Dear Contrarian, my sweet dear contrarian, your point No. 4 is growing stale. Marketers measure advertising and move dollars to the media channels that work. As a media planner, I advise clients based on what works. Dollars flowing to digital advertising, which includes banners among other such interruptive elements, are evidence that it works.

So to suggest digital ads don't work is bunk.

I suspect your antagonism to little banners has more to do with an ingrained worldview that big creative ideas are the apex of advertising, so little boxes that can't hold such ideas are worth nothing. Perhaps. I do agree that a big idea can become the meme that changes behavior, but big ideas are hard to create, and even harder to predict. There is so much randomness to what scales that the little things have to have legs. There is so much advertising hitting consumers that even if your big idea is in the top 1% of all ideas in a week, it's still fighting with 1,000 other big-idea killer concepts. Just as you suggest digital doesn't work, I can mathematically suggest big ideas are a bloated, unwanted commodity prone to as-likely failure. Which would be a little unfair to big ideas, you see the point?

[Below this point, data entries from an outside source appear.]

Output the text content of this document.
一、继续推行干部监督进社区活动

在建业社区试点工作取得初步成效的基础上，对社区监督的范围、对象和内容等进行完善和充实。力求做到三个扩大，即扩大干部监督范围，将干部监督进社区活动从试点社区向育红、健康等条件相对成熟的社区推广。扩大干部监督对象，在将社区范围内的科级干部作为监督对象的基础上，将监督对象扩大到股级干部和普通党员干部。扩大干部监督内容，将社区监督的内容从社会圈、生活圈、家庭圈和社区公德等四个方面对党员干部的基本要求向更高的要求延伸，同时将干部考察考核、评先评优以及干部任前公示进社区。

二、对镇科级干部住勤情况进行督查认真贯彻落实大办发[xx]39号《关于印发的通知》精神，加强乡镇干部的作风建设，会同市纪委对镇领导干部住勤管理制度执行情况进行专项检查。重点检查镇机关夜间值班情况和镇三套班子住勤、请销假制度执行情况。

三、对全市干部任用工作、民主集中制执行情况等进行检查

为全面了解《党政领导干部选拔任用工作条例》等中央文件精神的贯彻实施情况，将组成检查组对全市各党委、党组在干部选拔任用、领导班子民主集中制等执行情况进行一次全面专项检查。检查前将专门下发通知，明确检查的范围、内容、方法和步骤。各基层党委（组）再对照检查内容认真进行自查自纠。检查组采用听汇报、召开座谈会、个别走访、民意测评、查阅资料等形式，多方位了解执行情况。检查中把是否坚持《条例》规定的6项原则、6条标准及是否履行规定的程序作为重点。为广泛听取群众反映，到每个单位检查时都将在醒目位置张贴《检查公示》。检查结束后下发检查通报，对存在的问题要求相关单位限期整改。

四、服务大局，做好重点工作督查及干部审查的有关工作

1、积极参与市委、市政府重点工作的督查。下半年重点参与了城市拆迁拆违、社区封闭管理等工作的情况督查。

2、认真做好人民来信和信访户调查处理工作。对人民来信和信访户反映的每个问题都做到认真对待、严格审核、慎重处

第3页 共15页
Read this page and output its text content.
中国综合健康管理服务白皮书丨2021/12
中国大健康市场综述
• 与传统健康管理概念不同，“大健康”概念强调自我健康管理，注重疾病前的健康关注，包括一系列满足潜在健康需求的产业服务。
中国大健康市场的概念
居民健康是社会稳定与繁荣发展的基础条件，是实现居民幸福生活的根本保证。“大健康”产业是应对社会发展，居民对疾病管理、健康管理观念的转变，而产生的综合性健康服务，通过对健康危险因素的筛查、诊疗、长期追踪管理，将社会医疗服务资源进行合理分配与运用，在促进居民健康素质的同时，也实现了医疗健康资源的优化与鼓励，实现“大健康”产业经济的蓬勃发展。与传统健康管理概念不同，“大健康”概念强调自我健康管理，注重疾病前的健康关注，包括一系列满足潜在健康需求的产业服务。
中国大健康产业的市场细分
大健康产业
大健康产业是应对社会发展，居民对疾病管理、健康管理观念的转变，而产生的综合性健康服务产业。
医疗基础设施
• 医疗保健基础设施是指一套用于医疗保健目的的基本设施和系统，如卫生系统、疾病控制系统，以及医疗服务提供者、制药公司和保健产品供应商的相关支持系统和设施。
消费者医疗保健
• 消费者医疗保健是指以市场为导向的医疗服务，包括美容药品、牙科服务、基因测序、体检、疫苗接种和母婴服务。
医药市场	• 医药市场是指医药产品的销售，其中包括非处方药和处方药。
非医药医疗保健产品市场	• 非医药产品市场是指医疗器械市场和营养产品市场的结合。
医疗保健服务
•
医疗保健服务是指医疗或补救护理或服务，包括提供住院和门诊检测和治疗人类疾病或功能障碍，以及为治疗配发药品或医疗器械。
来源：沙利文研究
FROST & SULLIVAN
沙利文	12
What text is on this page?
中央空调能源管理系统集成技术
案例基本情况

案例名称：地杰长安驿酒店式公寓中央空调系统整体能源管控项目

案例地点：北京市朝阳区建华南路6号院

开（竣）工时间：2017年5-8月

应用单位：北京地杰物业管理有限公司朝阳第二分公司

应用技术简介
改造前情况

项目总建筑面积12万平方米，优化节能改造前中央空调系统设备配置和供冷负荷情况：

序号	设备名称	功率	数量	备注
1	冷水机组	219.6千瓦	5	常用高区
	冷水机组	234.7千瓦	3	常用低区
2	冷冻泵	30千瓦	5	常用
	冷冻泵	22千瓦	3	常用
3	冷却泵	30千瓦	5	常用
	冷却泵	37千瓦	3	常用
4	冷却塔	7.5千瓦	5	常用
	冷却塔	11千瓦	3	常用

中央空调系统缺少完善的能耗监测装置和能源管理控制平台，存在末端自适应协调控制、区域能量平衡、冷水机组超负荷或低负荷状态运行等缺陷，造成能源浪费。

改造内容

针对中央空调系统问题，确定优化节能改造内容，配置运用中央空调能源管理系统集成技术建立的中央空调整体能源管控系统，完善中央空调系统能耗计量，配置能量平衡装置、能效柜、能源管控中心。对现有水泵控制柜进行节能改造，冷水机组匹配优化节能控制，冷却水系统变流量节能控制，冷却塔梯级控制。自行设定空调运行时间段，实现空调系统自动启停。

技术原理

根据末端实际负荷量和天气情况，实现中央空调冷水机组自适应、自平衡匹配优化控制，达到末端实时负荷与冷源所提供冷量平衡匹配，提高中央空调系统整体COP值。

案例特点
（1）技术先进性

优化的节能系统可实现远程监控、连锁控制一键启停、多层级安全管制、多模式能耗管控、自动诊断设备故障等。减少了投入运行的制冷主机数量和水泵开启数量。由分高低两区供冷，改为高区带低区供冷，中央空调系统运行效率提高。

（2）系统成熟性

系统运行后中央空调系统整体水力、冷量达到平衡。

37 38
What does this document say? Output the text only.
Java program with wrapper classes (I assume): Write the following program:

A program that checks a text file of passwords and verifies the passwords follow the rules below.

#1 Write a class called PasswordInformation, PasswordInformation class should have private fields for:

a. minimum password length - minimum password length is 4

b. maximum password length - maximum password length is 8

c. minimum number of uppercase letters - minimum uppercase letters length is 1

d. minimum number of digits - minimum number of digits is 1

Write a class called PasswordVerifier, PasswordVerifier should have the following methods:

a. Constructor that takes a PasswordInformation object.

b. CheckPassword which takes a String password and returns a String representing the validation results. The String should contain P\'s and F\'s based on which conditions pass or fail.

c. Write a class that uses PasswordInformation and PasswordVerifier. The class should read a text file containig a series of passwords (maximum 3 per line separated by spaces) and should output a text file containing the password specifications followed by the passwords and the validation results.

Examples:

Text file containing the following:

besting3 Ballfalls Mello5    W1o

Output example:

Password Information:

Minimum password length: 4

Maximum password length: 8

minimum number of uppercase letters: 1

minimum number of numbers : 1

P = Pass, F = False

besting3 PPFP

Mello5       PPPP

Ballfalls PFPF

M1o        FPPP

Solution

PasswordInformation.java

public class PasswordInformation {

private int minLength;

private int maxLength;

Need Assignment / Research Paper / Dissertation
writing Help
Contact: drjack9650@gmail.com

Finally, as we've debated before, the response rates on other forms of advertising, even beloved TV spots, are as piss-poor as those of banners ads -- but it doesn't really matter as long as the end economics work out. You are (theoretically) exposed to 166 TV spots per day or 5,000 commercials on television per month. Take action on 5 and you're at a 0.1% response rate, on par with a good banner campaign. Let me know when you buy more than 5 things per month triggered by television branding. I know, it's "branding," and that is different than trying to get a consumer to respond and buy stuff ... um, still unclear on that point.

But all this is healthy debate, so carry on. We do TV and radio and billboard and print too, and all that matters is measuring what works and reflowing the dollars there. The marketplace's love affair with digital might be an indicator that the channel has more than legs, it may have results.